Tartine: A Classic Revisited
A corner shop in San Francisco’s Mission District usually has lines out the door, with patrons lining up for seasonal pastries and crusty loaves of country bread. To skip the line, visitors can get a taste of Tartine with its cookbook, which is filled with baked goods like buttermilk scones and bûche de Noël, a holiday treat you’ll find only once a year in the shop. An update to the original 2006 release, this edition offers 68 new recipes, plus tried-and-true classics like the flaky morning bun.
The Gracias Madre Cookbook
At its SoCal locations in West Hollywood and Newport Beach, Gracias Madre marries two cooking styles deeply ingrained in California culture: plant-based and Mexican.
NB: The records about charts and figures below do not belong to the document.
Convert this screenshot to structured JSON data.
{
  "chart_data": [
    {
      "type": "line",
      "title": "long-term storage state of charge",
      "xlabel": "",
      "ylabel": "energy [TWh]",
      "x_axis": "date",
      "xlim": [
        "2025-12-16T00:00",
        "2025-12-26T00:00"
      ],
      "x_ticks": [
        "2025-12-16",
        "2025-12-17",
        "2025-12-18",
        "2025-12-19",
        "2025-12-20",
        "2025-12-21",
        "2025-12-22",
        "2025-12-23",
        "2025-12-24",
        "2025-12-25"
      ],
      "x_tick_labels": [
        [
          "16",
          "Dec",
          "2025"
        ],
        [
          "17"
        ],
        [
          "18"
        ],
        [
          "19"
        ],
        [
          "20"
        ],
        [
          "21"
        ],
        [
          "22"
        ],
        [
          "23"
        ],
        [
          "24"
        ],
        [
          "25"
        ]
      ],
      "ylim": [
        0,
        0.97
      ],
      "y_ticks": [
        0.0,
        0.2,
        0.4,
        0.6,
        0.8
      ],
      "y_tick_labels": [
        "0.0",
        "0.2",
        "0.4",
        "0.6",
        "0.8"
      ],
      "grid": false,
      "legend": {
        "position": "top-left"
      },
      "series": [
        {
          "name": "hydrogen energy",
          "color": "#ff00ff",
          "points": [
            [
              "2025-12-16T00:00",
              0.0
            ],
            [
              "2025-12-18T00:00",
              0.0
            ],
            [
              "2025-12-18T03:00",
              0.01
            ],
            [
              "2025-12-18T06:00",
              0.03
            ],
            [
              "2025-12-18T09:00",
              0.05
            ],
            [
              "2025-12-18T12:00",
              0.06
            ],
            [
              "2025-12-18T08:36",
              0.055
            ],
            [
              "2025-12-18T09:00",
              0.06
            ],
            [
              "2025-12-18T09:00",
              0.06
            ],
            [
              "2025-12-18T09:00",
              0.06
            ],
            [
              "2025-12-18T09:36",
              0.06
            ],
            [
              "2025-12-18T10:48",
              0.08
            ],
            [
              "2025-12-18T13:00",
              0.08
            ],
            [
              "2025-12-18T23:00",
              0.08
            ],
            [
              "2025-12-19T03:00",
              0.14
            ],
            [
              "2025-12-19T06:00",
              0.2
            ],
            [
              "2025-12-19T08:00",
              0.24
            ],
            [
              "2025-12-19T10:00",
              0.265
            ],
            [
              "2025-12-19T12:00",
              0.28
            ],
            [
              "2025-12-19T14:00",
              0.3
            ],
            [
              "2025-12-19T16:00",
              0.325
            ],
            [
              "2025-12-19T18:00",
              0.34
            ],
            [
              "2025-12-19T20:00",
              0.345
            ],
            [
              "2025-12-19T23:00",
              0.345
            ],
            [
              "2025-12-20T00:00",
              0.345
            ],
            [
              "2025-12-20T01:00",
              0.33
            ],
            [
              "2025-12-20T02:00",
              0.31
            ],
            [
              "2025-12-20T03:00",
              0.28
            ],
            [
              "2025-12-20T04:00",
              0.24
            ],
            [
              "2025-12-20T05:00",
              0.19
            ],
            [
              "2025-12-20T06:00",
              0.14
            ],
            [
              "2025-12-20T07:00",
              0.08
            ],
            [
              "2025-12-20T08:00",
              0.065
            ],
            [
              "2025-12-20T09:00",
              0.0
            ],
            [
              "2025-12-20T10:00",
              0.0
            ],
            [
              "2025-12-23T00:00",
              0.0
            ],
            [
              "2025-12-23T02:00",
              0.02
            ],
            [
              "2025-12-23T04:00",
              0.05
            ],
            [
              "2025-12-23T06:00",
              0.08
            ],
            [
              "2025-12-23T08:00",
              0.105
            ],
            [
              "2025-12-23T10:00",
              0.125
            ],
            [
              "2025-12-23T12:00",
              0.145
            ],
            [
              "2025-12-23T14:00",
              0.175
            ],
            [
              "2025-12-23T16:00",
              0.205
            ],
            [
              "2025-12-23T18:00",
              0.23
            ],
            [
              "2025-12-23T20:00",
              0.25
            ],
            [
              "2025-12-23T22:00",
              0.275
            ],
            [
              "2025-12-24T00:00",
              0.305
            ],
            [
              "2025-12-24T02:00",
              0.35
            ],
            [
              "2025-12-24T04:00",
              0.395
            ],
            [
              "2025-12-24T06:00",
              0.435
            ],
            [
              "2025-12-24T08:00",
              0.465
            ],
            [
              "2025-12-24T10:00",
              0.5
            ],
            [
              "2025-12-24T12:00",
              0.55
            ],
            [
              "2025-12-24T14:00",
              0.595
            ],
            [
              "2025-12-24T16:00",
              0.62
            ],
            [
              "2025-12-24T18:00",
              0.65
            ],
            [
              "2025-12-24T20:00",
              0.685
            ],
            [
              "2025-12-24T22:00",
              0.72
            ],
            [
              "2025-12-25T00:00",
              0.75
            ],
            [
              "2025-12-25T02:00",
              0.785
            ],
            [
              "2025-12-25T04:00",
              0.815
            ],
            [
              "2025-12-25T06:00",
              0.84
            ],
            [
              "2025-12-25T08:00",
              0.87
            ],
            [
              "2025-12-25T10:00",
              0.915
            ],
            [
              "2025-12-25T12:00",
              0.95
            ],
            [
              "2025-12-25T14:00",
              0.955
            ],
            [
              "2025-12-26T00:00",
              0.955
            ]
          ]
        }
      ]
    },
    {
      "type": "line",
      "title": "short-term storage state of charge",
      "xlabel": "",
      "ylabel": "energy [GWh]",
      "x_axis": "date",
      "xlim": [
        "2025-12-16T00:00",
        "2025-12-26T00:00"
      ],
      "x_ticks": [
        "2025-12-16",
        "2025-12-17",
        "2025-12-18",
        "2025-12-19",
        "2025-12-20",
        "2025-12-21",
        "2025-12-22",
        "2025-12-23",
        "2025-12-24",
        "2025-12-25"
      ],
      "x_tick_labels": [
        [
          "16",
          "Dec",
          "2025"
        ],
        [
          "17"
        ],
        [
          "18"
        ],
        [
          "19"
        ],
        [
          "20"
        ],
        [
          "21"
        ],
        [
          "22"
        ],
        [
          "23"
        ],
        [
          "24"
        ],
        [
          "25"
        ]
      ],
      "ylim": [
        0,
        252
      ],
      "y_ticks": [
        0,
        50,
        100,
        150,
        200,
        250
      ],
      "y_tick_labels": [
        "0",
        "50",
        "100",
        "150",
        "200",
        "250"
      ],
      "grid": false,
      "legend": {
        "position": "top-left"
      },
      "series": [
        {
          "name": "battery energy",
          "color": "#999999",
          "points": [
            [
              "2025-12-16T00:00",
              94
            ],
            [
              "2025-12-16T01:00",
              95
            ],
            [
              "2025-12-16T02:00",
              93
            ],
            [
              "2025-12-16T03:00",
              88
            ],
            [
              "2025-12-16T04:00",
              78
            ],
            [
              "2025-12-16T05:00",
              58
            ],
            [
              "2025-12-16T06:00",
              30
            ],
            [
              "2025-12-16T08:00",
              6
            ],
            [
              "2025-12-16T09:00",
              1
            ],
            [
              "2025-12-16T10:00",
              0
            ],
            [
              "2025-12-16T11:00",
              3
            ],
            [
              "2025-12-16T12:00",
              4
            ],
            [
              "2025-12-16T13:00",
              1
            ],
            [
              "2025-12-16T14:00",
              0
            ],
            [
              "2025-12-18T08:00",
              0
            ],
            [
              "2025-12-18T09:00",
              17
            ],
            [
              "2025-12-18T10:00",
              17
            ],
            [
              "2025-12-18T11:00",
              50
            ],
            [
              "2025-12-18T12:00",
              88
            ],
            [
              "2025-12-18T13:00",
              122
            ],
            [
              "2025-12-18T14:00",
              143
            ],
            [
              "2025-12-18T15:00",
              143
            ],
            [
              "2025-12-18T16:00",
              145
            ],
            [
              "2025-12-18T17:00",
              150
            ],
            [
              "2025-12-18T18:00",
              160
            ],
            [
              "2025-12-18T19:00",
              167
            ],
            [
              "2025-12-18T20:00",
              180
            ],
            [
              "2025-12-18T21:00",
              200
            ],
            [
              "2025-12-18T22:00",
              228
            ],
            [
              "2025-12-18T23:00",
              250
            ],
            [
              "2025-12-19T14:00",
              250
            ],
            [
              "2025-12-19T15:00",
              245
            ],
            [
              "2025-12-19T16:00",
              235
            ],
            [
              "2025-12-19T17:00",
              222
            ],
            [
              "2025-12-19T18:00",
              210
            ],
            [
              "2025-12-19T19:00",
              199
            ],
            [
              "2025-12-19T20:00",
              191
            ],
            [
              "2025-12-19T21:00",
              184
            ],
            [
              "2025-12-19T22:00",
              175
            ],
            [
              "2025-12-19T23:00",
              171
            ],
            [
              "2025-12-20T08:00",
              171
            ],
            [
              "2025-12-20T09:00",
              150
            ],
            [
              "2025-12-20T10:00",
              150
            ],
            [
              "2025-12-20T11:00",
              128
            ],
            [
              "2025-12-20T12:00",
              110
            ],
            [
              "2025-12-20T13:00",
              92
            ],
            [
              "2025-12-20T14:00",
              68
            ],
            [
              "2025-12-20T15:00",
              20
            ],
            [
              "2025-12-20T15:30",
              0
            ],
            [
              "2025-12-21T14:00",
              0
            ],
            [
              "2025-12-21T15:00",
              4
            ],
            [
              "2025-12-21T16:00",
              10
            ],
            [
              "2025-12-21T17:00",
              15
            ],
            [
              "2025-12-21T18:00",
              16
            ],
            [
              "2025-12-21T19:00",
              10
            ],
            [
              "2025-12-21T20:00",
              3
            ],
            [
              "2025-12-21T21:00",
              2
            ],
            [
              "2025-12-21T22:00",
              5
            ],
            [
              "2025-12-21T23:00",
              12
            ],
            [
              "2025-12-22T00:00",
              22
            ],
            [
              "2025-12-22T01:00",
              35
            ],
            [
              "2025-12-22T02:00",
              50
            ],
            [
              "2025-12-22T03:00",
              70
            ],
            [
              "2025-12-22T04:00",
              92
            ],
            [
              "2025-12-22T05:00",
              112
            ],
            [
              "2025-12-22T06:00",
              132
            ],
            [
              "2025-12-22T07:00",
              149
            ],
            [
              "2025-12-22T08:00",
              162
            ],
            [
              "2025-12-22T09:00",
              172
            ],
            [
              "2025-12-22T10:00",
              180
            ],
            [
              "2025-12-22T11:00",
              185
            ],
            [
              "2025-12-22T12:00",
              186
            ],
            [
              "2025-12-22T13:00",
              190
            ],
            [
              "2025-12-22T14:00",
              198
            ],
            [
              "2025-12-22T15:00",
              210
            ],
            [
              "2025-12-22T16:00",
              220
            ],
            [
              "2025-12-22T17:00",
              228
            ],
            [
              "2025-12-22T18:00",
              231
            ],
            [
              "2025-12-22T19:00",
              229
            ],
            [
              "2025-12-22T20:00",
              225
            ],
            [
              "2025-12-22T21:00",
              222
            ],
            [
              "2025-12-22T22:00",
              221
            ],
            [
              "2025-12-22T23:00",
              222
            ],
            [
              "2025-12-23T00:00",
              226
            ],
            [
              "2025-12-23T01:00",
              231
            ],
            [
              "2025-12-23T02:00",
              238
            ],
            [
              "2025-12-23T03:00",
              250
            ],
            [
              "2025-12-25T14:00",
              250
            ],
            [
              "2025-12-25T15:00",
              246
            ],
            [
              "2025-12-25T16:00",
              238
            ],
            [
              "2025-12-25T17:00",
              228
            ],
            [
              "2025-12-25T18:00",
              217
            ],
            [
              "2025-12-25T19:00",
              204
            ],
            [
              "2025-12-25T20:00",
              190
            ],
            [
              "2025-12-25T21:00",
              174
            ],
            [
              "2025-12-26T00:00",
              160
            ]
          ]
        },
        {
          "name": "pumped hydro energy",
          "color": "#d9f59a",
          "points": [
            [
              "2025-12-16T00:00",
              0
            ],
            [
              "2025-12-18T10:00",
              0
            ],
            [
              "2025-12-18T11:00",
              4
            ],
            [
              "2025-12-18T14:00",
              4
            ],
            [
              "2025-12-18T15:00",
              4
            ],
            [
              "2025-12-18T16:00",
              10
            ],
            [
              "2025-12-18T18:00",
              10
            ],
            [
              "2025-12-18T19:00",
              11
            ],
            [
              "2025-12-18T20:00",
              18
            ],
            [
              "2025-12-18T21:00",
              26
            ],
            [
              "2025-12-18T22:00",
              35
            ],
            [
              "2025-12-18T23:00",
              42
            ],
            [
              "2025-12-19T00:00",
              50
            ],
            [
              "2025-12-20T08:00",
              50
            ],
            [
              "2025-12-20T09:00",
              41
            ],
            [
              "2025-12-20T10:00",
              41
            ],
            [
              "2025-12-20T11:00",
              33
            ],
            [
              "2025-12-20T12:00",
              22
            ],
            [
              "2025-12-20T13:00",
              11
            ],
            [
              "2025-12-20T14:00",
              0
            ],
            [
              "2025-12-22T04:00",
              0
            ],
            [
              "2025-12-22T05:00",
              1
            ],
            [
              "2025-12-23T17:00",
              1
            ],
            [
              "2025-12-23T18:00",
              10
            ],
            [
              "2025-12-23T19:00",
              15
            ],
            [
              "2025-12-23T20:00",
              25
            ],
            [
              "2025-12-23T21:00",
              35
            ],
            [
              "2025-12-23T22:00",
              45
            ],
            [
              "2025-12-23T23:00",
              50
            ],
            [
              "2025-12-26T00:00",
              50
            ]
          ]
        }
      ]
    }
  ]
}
In 2022, the brand debuted its own Mexi-Cali cookbook with 125 vegan recipes, including an array of nut-based cheeses and vegetable-forward taquitos, tacos, and tostadas.
L.A. Son
Considered a founder of the modern food-truck movement with his Kogi Korean barbecue tacos, Roy Choi took an unconventional path to success—from a near-death showdown in a Koreatown karaoke bar to an externship with Eric Ripert at Le Bernardin. Like his career, his cookbook doesn’t conform to expectations. It’s a riveting memoir that shares how Choi was shaped by the food and culture of Los Angeles, with 85 recipes for fare like kimchi and Korean fried chicken used to emphasize each chapter of his culinary journey.
Nathan Turner's I Love California: Live, Eat, and Entertain the West Coast Way
When you want to eat like a local and live like one, too, designer Nathan Turner’s cookbook offers a guide to being the consummate California host. In addition to his family-style recipes for California comfort food—think: Malibu fish tacos and Mexican chocolate cake—the visual-heavy book offers regionally inspired tips for styling your table.
The Unofficial Disney Parks Cookbook
California breaks the mold of theme-park dining, and there’s no star that shines brighter than Disneyland Resort. With more seasonal menu items than many restaurants, creative offerings range from iconic treats like Dole Whip to the Beauty and the Beast–inspired “grey stuff” gateau. In her bestselling guide to Disney dining, Anaheim-born Ashley Craft breaks down these fan favorites in easy-to-follow recipes that will keep you busy until The Official Disney Parks Cookbook is published in February 2023.
Chez Panisse Menu Cookbook
There’s perhaps nowhere better to learn about California cuisine than from the restaurant where it all began. Alice Waters, the chef and owner of Chez Panisse in Berkeley, is widely acknowledged as the pioneer of locally sourced, farm-to-table cooking. In her classic cookbook, home chefs will find 120 of Waters’ most memorable menus, with dishes for every course that heavily utilize California’s abundant bounty—like the almond tart served on the restaurant’s opening night in 1971.